Recipe courtesy of World Fare
Show: Unique Eats Episode: Adventure
TOTAL TIME: 17 hr
Prep: 1 hr
Inactive Prep: 2 hr
Cook: 14 hr
YIELD: 10 to 12 servings
LEVEL: Difficult

ingredients

  • Worcestershire sauce, recipe follows
  • Short ribs
  • 10 pounds beef short ribs
  • Kosher salt
  • Freshly ground black pepper
  • Grapeseed oil, for searing
  • Worcestershire sauce
  • Dash olive oil
  • 3 medium onions, sliced
  • 4 stalks celery, sliced
  • 3 carrots, sliced
  • 1 jalapeno pepper, chopped
  • 4 ounces anchovy fillets
  • 8 cloves garlic
  • 1/2 cup tamarind paste*
  • 1/4 cup grated fresh ginger
  • 1/4 cup peppercorns
  • 2 tablespoons cloves
  • 2 quarts balsamic vinegar
  • 6 tablespoons molasses
  • 3 quarts demi glace
  • Kosher salt
  • *Can be found at specialty Asian markets.
recipe tools

Directions

Make sure your short ribs are cleaned of any sinew. You can ask your local meat butcher to remove all the sinew.

Preheat the oven to 200 degrees F.

Generously season the short ribs with salt and pepper.

In a large pan add the grapeseed oil and heat until screaming hot. Place the short ribs in the pan and hard sear them on all sides. Once the ribs are nice and seared, remove them from the pan.

Deglaze the pan with a cup of the homemade Worcestershire sauce.

Place the short ribs in a roasting pan with the deglazed juice from the seared pan.
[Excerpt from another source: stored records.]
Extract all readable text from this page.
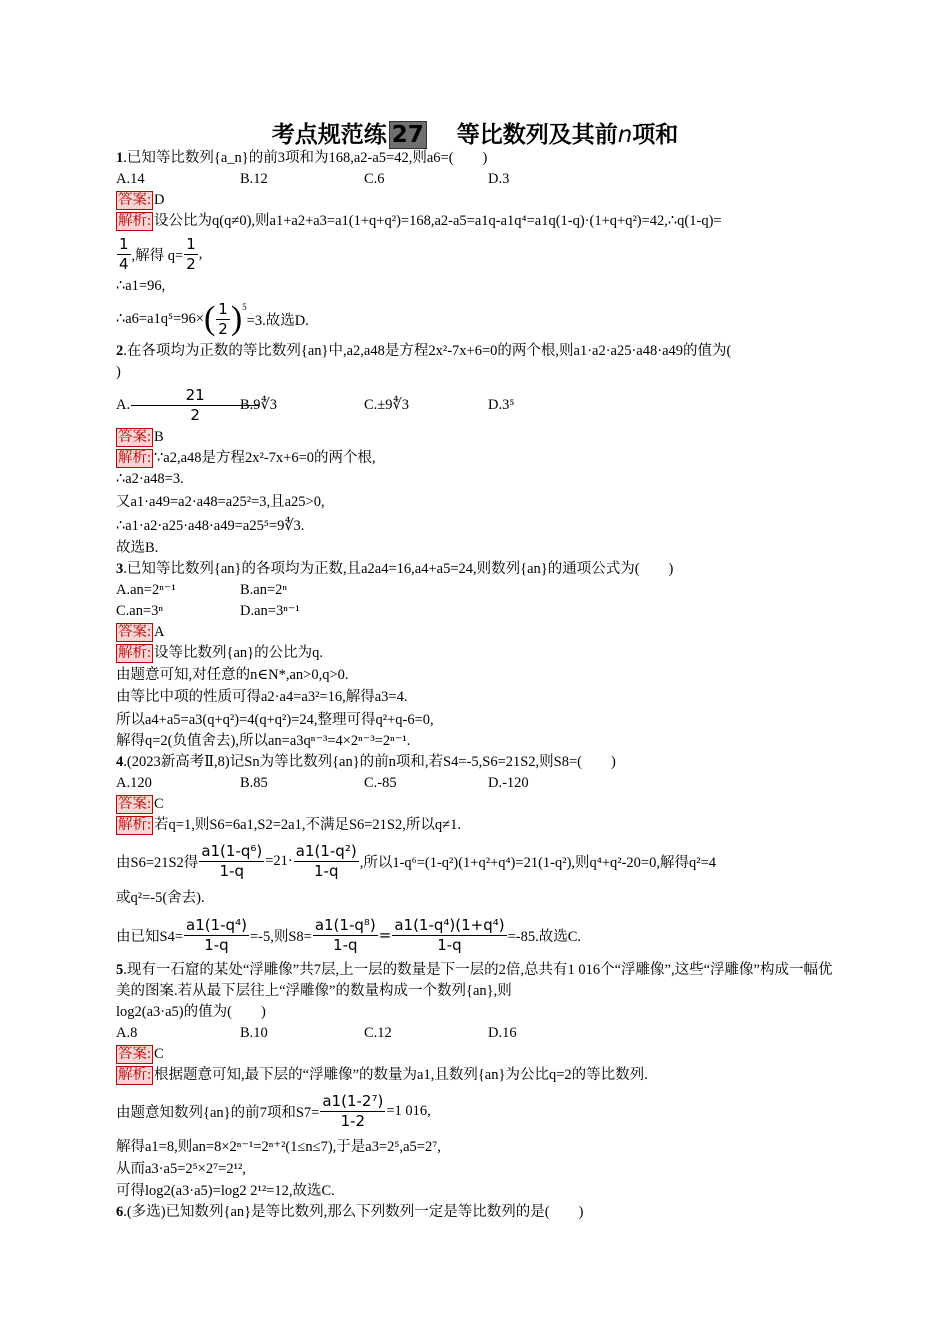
考点规范练 27 等比数列及其前n项和
1.已知等比数列{a_n}的前3项和为168,a2-a5=42,则a6=(　　)
A.14	B.12	C.6	D.3
答案: D
解析: 设公比为q(q≠0),则a1+a2+a3=a1(1+q+q²)=168,a2-a5=a1q-a1q⁴=a1q(1-q)·(1+q+q²)=42,∴q(1-q)=
$\frac{1}{4}$ ,解得 $q= \frac{1}{2}$ ,
∴a1=96,
∴a6=a1q⁵=96× ( $\frac{1}{2} )^5$
=3.故选D.
2.在各项均为正数的等比数列{an}中,a2,a48是方程2x²-7x+6=0的两个根,则a1·a2·a25·a48·a49的值为(
)
A. $\frac{21}{2}$
B.9∜3	C.±9∜3	D.3⁵
答案: B
解析: ∵a2,a48是方程2x²-7x+6=0的两个根,
∴a2·a48=3.
又a1·a49=a2·a48=a25²=3,且a25>0,
∴a1·a2·a25·a48·a49=a25⁵=9∜3.
故选B.
3.已知等比数列{an}的各项均为正数,且a2a4=16,a4+a5=24,则数列{an}的通项公式为(　　)
A.an=2ⁿ⁻¹	B.an=2ⁿ
C.an=3ⁿ	D.an=3ⁿ⁻¹
答案: A
解析: 设等比数列{an}的公比为q.
由题意可知,对任意的n∈N*,an>0,q>0.
由等比中项的性质可得a2·a4=a3²=16,解得a3=4.
所以a4+a5=a3(q+q²)=4(q+q²)=24,整理可得q²+q-6=0,
解得q=2(负值舍去),所以an=a3qⁿ⁻³=4×2ⁿ⁻³=2ⁿ⁻¹.
4.(2023新高考Ⅱ,8)记Sn为等比数列{an}的前n项和,若S4=-5,S6=21S2,则S8=(　　)
A.120	B.85	C.-85	D.-120
答案: C
解析: 若q=1,则S6=6a1,S2=2a1,不满足S6=21S2,所以q≠1.
由S6=21S2得 $\frac{\text{a1(1-q⁶)}}{1-q} =21\cdot \frac{\text{a1(1-q²)}}{1-q}$ ,所以1-q⁶=(1-q²)(1+q²+q⁴)=21(1-q²),则q⁴+q²-20=0,解得q²=4
或q²=-5(舍去).
由已知$S4= \frac{\text{a1(1-q⁴)}}{1-q} =-5$,则$S8= \frac{\text{a1(1-q⁸)}}{1-q} = \frac{\text{a1(1-q⁴)(1+q⁴)}}{1-q} =-85$.故选C.
5.现有一石窟的某处“浮雕像”共7层,上一层的数量是下一层的2倍,总共有1 016个“浮雕像”,这些“浮雕像”构成一幅优美的图案.若从最下层往上“浮雕像”的数量构成一个数列{an},则
log2(a3·a5)的值为(　　)
A.8	B.10	C.12	D.16
答案: C
解析: 根据题意可知,最下层的“浮雕像”的数量为a1,且数列{an}为公比q=2的等比数列.
由题意知数列{an}的前7项和$S7= \frac{\text{a1(1-2⁷)}}{1-2} =1$ 016,
解得a1=8,则an=8×2ⁿ⁻¹=2ⁿ⁺²(1≤n≤7),于是a3=2⁵,a5=2⁷,
从而a3·a5=2⁵×2⁷=2¹²,
可得log2(a3·a5)=log2 2¹²=12,故选C.
6.(多选)已知数列{an}是等比数列,那么下列数列一定是等比数列的是(　　)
Cover the short ribs with more of the Worcestershire sauce; cover the roasting pan with foil and place in the oven for 12 hours.

Serving Suggestions:

Reduce some of the Worcestershire braising liquid to a thick sauce. Serve with horseradish smashed potatoes, and caramelized mirepoix (onions, carrots, celery).
In a large stockpot, add the olive oil, onions, celery, carrots, and jalapeno pepper. Cook the vegetables, stirring frequently, until caramelized. Add the anchovies, garlic, tamarind paste, ginger, peppercorns, cloves, vinegar, and molasses to the pot. Simmer for approximately 1 hour, stirring occasionally, until most of the vinegar taste is gone.

Add the demi glace to the pot. Simmer the mixture for 1 more hour, stirring occasionally. Season, strain through a fine mesh strainer and chill.